The Santa Monica City Attorney’s Consumer Protection Division has filed two separate lawsuits against landlords alleging violations of local laws protecting tenants against harassment and discrimination.
The first lawsuit, filed in Santa Monica Superior Court, alleges that landlords Cecil McNabb and Kathy Golshani tried to disrupt the already-challenging daily routine of a mother taking care of her severely developmentally disabled daughter. The daughter is quadriplegic with cerebral palsy and epilepsy, and requires special care in the transfer of herself and her wheelchair in a ramp-equipped van. The lawsuit claims the owners tried to force the mother and daughter out of their longtime rent-controlled home by stopping them from using the carport to transfer the daughter to the accessible van. The complaint also alleges that the owner caused the tenant’s hot water to be shut off for four days.
The mother and daughter have lived in the rent controlled apartment building since 1999. The City’s discrimination law requires landlords to provide to tenants reasonable accommodations based on their disabilities.
“Under the fair housing laws, once a tenant gives her landlord medical proof showing that she needs a housing accommodation because of her disability, then the landlord must provide the accommodation,” said Deputy City Attorney Gary Rhoades.
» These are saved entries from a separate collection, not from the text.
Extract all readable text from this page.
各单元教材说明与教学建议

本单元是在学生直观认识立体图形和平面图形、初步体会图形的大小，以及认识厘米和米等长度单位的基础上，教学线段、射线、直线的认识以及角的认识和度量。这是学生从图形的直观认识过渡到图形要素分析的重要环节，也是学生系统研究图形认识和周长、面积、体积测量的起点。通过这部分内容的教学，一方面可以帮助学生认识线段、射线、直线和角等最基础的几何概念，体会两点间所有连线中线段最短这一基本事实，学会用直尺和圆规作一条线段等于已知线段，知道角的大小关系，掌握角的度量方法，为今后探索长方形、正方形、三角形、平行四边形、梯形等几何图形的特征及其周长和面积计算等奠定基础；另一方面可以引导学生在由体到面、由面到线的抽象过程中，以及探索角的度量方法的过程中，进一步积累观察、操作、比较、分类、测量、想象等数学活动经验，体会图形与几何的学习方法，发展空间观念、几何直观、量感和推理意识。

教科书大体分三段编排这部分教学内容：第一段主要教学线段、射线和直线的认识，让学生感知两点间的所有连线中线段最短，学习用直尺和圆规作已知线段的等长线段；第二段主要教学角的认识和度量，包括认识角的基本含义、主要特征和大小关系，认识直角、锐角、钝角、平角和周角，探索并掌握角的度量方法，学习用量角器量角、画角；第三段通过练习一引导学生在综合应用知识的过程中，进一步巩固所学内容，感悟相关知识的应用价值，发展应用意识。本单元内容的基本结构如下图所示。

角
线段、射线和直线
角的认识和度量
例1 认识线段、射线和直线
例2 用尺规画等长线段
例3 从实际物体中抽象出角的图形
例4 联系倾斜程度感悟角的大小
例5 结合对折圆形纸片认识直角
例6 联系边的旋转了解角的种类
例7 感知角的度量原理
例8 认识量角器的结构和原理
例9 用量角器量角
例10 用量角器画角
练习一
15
Rhoades said it was the third case the office has filed using the discrimination and harassment laws together since January 2015.
In the second lawsuit, filed Friday, March 11, the City Attorney alleges that a local landlord attempted to harass his tenant into vacating her home, by installing video cameras aimed at her apartment. The complaint alleges that the tenant has lived in her rent-controlled Santa Monica apartment since 2012. After the landlord’s first requests that she vacate her apartment were spurned, the complaint alleges that the landlord, Cristofer Garvin, and his attorney, Rosario Perry, turned to other tactics which included falsely accusing the tenant of violating the lease, threatening an eviction, and installing two video cameras aimed at her apartment to further harass her.
The City’s Tenant Harassment law specifically prohibits a landlord from interfering with the privacy of a tenant.
Deputy City Attorney Rhoades said that a tenant’s privacy is destroyed when a landlord turns what are supposed to be security cameras against the tenant. “Tenants often become fearful and anxious over such intrusion,” he said. “They feel spied upon and like they have to duck their head every time they come and go from their own home. Even in the age of surveillance, privacy remains very important especially when it comes to our apartments and homes. Legitimate security is one thing, harassment masquerading as security another.”